County ready to back Point Molate casino plan

By John Simerman, Contra Costa Times
Sunday, November 01, 2009

For $12 million a year, Contra Costa County would turn its staunch opposition to outright support for a major Indian casino-hotel resort on the Richmond waterfront, according to a draft of the pending deal.

The agreement with the Guidiville Band of Pomo Indians would erase the county’s blanket opposition to urban gaming and halt its attack against a big Las Vegas-style casino planned at the former Point Molate Naval Fuel Depot.

The Board of Supervisors plans to discuss the pending deal at its meeting Tuesday morning and likely will hold another public hearing before a decision.

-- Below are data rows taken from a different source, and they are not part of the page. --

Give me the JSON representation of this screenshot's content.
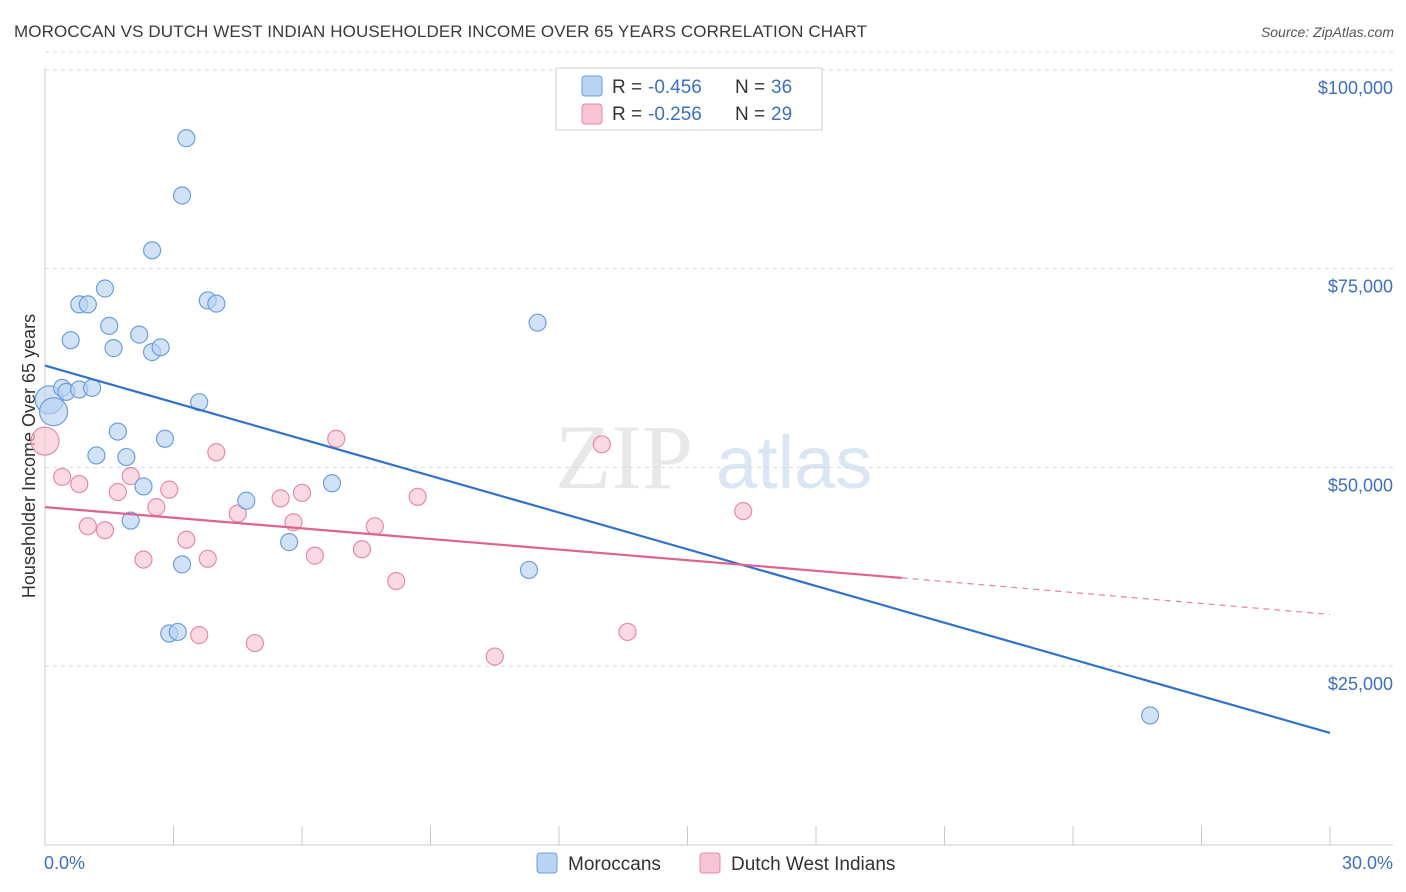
{
  "title": "MOROCCAN VS DUTCH WEST INDIAN HOUSEHOLDER INCOME OVER 65 YEARS CORRELATION CHART",
  "source": "Source: ZipAtlas.com",
  "watermark": {
    "zip": "ZIP",
    "atlas": "atlas"
  },
  "colors": {
    "blue_fill": "#b8d3f3",
    "blue_stroke": "#6d9fdc",
    "blue_line": "#2f72cf",
    "pink_fill": "#f7c4d4",
    "pink_stroke": "#e68aa8",
    "pink_line": "#e0628e",
    "grid": "#d9d9d9",
    "axis_text": "#3d6fc4"
  },
  "legend": {
    "rows": [
      {
        "r_label": "R = ",
        "r_value": "-0.456",
        "n_label": "N = ",
        "n_value": "36"
      },
      {
        "r_label": "R = ",
        "r_value": "-0.256",
        "n_label": "N = ",
        "n_value": "29"
      }
    ]
  },
  "bottom_legend": [
    "Moroccans",
    "Dutch West Indians"
  ],
  "chart_data": {
    "type": "scatter",
    "title": "MOROCCAN VS DUTCH WEST INDIAN HOUSEHOLDER INCOME OVER 65 YEARS CORRELATION CHART",
    "xlabel": "",
    "ylabel": "Householder Income Over 65 years",
    "xlim": [
      0,
      30
    ],
    "ylim": [
      2500,
      102500
    ],
    "x_tick_labels": [
      "0.0%",
      "30.0%"
    ],
    "y_ticks": [
      25000,
      50000,
      75000,
      100000
    ],
    "y_tick_labels": [
      "$25,000",
      "$50,000",
      "$75,000",
      "$100,000"
    ],
    "grid": true,
    "series": [
      {
        "name": "Moroccans",
        "R": -0.456,
        "N": 36,
        "points": [
          [
            0.1,
            58500
          ],
          [
            0.2,
            57000
          ],
          [
            0.4,
            60000
          ],
          [
            0.5,
            59500
          ],
          [
            0.6,
            66000
          ],
          [
            0.8,
            59800
          ],
          [
            0.8,
            70500
          ],
          [
            1.0,
            70500
          ],
          [
            1.1,
            60000
          ],
          [
            1.2,
            51500
          ],
          [
            1.4,
            72500
          ],
          [
            1.5,
            67800
          ],
          [
            1.6,
            65000
          ],
          [
            1.7,
            54500
          ],
          [
            1.9,
            51300
          ],
          [
            2.0,
            43300
          ],
          [
            2.2,
            66700
          ],
          [
            2.3,
            47600
          ],
          [
            2.5,
            77300
          ],
          [
            2.5,
            64500
          ],
          [
            2.7,
            65100
          ],
          [
            2.8,
            53600
          ],
          [
            2.9,
            29100
          ],
          [
            3.1,
            29300
          ],
          [
            3.2,
            37800
          ],
          [
            3.2,
            84200
          ],
          [
            3.3,
            91400
          ],
          [
            3.6,
            58200
          ],
          [
            3.8,
            71000
          ],
          [
            4.0,
            70600
          ],
          [
            4.7,
            45800
          ],
          [
            5.7,
            40600
          ],
          [
            6.7,
            48000
          ],
          [
            11.3,
            37100
          ],
          [
            11.5,
            68200
          ],
          [
            25.8,
            18800
          ]
        ],
        "trend": {
          "x": [
            0,
            30
          ],
          "y": [
            62800,
            16600
          ],
          "style": "solid"
        }
      },
      {
        "name": "Dutch West Indians",
        "R": -0.256,
        "N": 29,
        "points": [
          [
            0.0,
            53300
          ],
          [
            0.4,
            48800
          ],
          [
            0.8,
            47900
          ],
          [
            1.0,
            42600
          ],
          [
            1.4,
            42100
          ],
          [
            1.7,
            46900
          ],
          [
            2.0,
            48900
          ],
          [
            2.3,
            38400
          ],
          [
            2.6,
            45000
          ],
          [
            2.9,
            47200
          ],
          [
            3.3,
            40900
          ],
          [
            3.6,
            28900
          ],
          [
            3.8,
            38500
          ],
          [
            4.0,
            51900
          ],
          [
            4.5,
            44200
          ],
          [
            4.9,
            27900
          ],
          [
            5.5,
            46100
          ],
          [
            5.8,
            43100
          ],
          [
            6.0,
            46800
          ],
          [
            6.3,
            38900
          ],
          [
            6.8,
            53600
          ],
          [
            7.4,
            39700
          ],
          [
            7.7,
            42600
          ],
          [
            8.2,
            35700
          ],
          [
            8.7,
            46300
          ],
          [
            10.5,
            26200
          ],
          [
            13.0,
            52900
          ],
          [
            13.6,
            29300
          ],
          [
            16.3,
            44500
          ]
        ],
        "trend": {
          "x": [
            0,
            20
          ],
          "y": [
            45000,
            36100
          ],
          "style": "solid"
        },
        "trend_extension": {
          "x": [
            20,
            30
          ],
          "y": [
            36100,
            31500
          ],
          "style": "dashed"
        }
      }
    ]
  }
}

The tribe and developer Upstream Point Molate await key federal rulings in a bid to claim 266 acres near the Richmond-San Rafael Bridge as an Indian reservation. They envision 124,000 square feet of gaming, two hotels, 300,000 square feet of retail, a conference center, parks and trails, tribal facilities and as many as 340 homes.

Under the deal, the county would agree to “cease all efforts to oppose or intervene against the tribe’s project approvals” and would document its support.

Supervisor John Gioia, who led both the county opposition and its reversal, said the county could lose leverage and be left with nothing if it did not seek a deal before pending federal decisions on the land.

He said the deal would draw the county as much as $7 million more per year than the expected health, pubic safety and other costs from the project.

“I think the agreement gets the community and the county more than it would get if we waited until the end of the process to negotiate,” he said.

With the money, he said, “there is some potential for this project to create some benefit for the community.”

One longtime Richmond resident who has fought against the Point Molate plan said Gioia assured him in early October that the negotiations did not change the county’s position.

“I’m shocked,” Charles Smith said. “Why he changed his mind, all of this stuff is a mystery to me.”

Ultimately, U.S. Interior Secretary Ken Salazar has the power to put the land in trust for the tribe. Interior Department policy stresses deals between tribes and local governments, and Guidiville has a pact with Richmond that would pay the city $20 million a year.

“The feedback we’ve gotten from the folks at Interior is that our project is really unique and is approvable,” said Jim Levine of Upstream. “Obviously, if you have local support things go smoother.”

The county has spent nearly $1 million battling Guidiville and two other tribes over casinos. The Scotts Valley Band of Pomo Indians wants one along Richmond Parkway. The Lytton Band of Pomo Indians runs electronic bingo machines on its land in San Pablo, but would likely try to expand with slot machines if competition comes near.

The county also is talking with Scotts Valley about an agreement.

Unions are pressing for the Point Molate project, which promises thousands of construction and service jobs. Opponents fear a trio of big casinos in West County.

“This certainly is a break in the dam,” said Cheryl Schmit of Stand Up for California, a casino watchdog. “We have a lot of tribes out there. If it looks like Contra Costa County is an easy target, which city is next?”

The county had hired an anthropologist to counter Guidiville’s claimed historic ties to the area, a key factor for federal approval. The draft deal, however, states that Guidiville is a federally recognized tribe “within the geographical boundaries of Contra Costa County.”

Gioia said he did not think the county’s position, in support or opposition, would be the “tipping point” in a federal decision.

“Our hands are tied. We can give input. We don’t know how meaningful that input is,” he said. “And ultimately we don’t control the final decision.”

Of the $12 million a year the county would receive, $7 million must be spent in West County. For the first seven years, $4 million would go to health programs and services, half in West County.

If the tribe cannot secure a compact and instead operates electronic bingo games that don’t require state oversight, the county would receive $6 million a year. It could reopen the deal if nearby traffic or other impacts grow worse than expected.